The film is designed to immerse viewers in the complex world of rare marine life with the hope of creating an emotional connection between a global audience and the planet’s endangered coral reefs. The story is told without narration and there are no computer-generated scenes.

If you go
WHAT: “Coral: Rekindling Venus”
WHEN: 6 p.m. Friday, Jan. 25
WHERE: New Mexico Museum of Natural History & Science, 1801 Mountain NW
HOW MUCH: $20 general, $18 museum members and seniors, $16 students

But the local connections don’t end there.

The film’s director, Lynette Wallworth, had a fellowship at the museum while she was beginning her career.

“This is a really cool connection for the museum to have with Sundance,” says Jayne Aubele, Museum Adult Programs educator/geologist. “We’re also excited to be one of the 14 places to showcase this beautiful film.”

Wallworth says working with Emmy Award-winning cinematographer David Hannan on deep-sea photography was important.

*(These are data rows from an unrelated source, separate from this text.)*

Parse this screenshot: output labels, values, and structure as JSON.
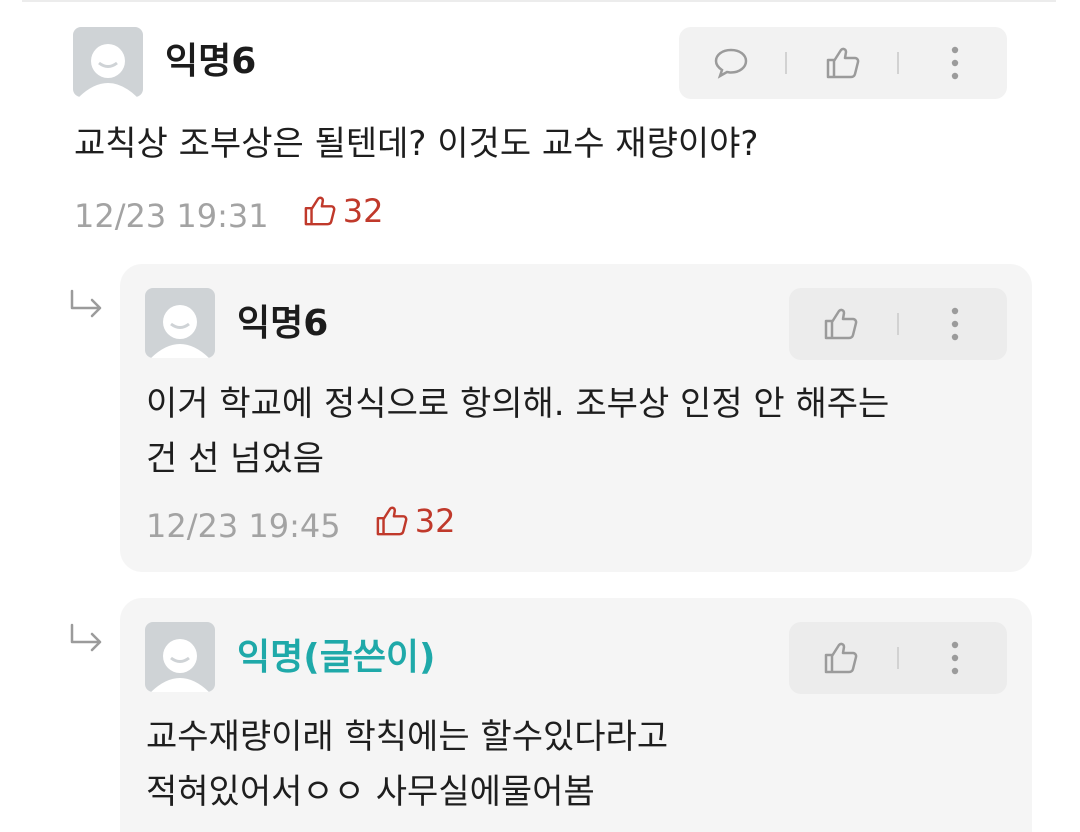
{
  "comments": [
    {
      "author": "익명6",
      "body_lines": [
        "교칙상 조부상은 될텐데? 이것도 교수 재량이야?"
      ],
      "time": "12/23 19:31",
      "likes": "32"
    }
  ],
  "replies": [
    {
      "author": "익명6",
      "body_lines": [
        "이거 학교에 정식으로 항의해. 조부상 인정 안 해주는",
        "건 선 넘었음"
      ],
      "time": "12/23 19:45",
      "likes": "32"
    },
    {
      "author": "익명(글쓴이)",
      "body_lines": [
        "교수재량이래 학칙에는 할수있다라고",
        "적혀있어서ㅇㅇ 사무실에물어봄"
      ]
    }
  ],
  "colors": {
    "writer_accent": "#1fa9a9",
    "like_red": "#c0392b",
    "timestamp_gray": "#a3a3a3"
  },
  "icons": [
    "avatar-icon",
    "speech-bubble-icon",
    "thumbs-up-icon",
    "more-vertical-icon",
    "reply-arrow-icon"
  ]
}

She also worked with indie band Antony and the Johnsons with the music.

She says the point of the film is to offer an experience that would take the viewer beneath the sea and show a habitat that is at great risk because of warming sea temperatures.

“My intent with ‘Coral: Rekindling Venus’ is to leave the audience with a sense of wonder for the complexity and beauty of coral reefs and a stronger understanding of our connection to it,” she says. “In that vein, this tour is built on community, reaching audiences where they live, and with their friends and neighbors as fellow participants.”

Wallworth, who is an Australian artist, has made a career of creating video installations that reflect on the connections between people and the natural world.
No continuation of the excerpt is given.